Wojna ajatollahów prowadzona w Gazie
Nie chodzi o to, że Republika Islamska zagraża państwu żydowskiemu. Chodzi o dżihadystycznego tyrana zagrażającego całej globalnej wiosce, zaczynając od Żydów.
Izraelczycy mają powiedzenie „Zar lo yavin et zeh” – „Obcy by tego nie zrozumiał”. Fakt, że hasło jest po hebrajsku, zawęża liczbę osób, które rozumieją jego znaczenie. Są pewne rzeczy, przez które przeszliśmy – wojny, fale terroryzmu, deklarowane pragnienie naszych wrogów, by zmieść nas z powierzchni Ziemi, tego typu rzeczy – które jednoczą Izraelczyków.
Dziesięć miesięcy po mega-okrucieństwie Hamasu z 7 października Izraelczycy różnią się w swoich opiniach na temat tego, jak radzić sobie z wyzwaniami, przed którymi stoimy, ale zdają sobie sprawę, że te niebezpieczeństwa i zagrożenia są skierowane do nas wszystkich – religijnych i świeckich, lewicowych i prawicowych. W rzeczywistości stoimy w obliczu trudności, z którymi nie mierzy się żaden inny kraj na świecie – chwilowo. To, jak sobie poradzimy, może wpłynąć na to, jak poradzi sobie reszta globalnej wioski.
Podczas gdy piszę te słowa, wciąż znajdujemy się w okresie wzmożonego napięcia, czekając, czy Iran lub jego pełnomocnik w Libanie przeprowadzą jakąś formę megaataku na państwo żydowskie. Niepewność jest czymś, co lider Hezbollahu Hassan Nasrallah z dumą przyznał, jest formą wojny psychologicznej.
To również wyczerpujące emocjonalnie, gdy czekamy na wiadomość, czy zakładnicy przetrzymywani przez sponsorowany przez Iran Hamas i inne organizacje terrorystyczne w Gazie zostaną uwolnieni i za jaką cenę. Nie mija dzień, żebym nie myślała o losie tych, którzy zostali porwani w ten mroczny Szabat. Zawsze są w naszych myślach i modlitwach.

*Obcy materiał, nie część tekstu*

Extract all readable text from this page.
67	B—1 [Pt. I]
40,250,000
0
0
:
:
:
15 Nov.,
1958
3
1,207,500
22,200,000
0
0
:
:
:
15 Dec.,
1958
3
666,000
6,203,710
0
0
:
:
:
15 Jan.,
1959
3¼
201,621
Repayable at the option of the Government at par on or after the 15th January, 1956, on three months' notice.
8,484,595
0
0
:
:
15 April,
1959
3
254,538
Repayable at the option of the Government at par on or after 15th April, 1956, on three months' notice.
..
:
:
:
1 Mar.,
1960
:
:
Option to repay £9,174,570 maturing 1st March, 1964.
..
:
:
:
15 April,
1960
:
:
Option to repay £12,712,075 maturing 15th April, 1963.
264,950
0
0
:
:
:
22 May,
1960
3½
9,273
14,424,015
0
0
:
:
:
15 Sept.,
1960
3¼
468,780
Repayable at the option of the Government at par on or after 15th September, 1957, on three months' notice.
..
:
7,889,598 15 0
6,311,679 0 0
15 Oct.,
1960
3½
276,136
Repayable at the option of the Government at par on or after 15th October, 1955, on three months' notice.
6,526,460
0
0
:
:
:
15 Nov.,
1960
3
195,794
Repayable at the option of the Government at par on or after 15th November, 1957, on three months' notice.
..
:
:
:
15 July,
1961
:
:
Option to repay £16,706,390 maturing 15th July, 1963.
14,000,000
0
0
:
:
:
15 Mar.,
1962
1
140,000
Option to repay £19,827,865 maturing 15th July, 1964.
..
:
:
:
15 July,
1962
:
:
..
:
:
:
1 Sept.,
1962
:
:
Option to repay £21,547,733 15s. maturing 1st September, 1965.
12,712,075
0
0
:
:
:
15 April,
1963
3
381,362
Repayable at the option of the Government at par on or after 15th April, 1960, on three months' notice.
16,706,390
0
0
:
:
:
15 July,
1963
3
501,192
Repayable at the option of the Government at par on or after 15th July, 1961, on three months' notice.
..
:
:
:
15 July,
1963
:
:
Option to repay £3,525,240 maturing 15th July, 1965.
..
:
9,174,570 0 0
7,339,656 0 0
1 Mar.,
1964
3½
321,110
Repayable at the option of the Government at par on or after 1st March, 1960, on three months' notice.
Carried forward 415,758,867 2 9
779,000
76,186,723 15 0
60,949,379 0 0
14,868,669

Po odzyskaniu przez IDF sześciu ciał w tym tygodniu, w niewoli przetrzymywanych jest obecnie 109 osób, z czego uważa się, że żyje tylko około 70. Liczba ta może być mniejsza, gdy czytasz ten artykuł.
Fakt, że Hamas nie był skłonny przekazać Izraelowi listy zakładników, żywych lub martwych, jest kolejnym przypomnieniem, jak bardzo jest barbarzyński. To, że Międzynarodowy Komitet Czerwonego Krzyża nie odwiedził zakładników ani nawet nie dostarczył tak potrzebnych leków tym, którzy są przetrzymywani w niewoli w Gazie – począwszy od jednorocznego Kfira Bibasa do 86-letniego Shlomo Mansoura – pokazuje, jak nieskuteczna jest społeczność międzynarodowa w obliczu tego zła.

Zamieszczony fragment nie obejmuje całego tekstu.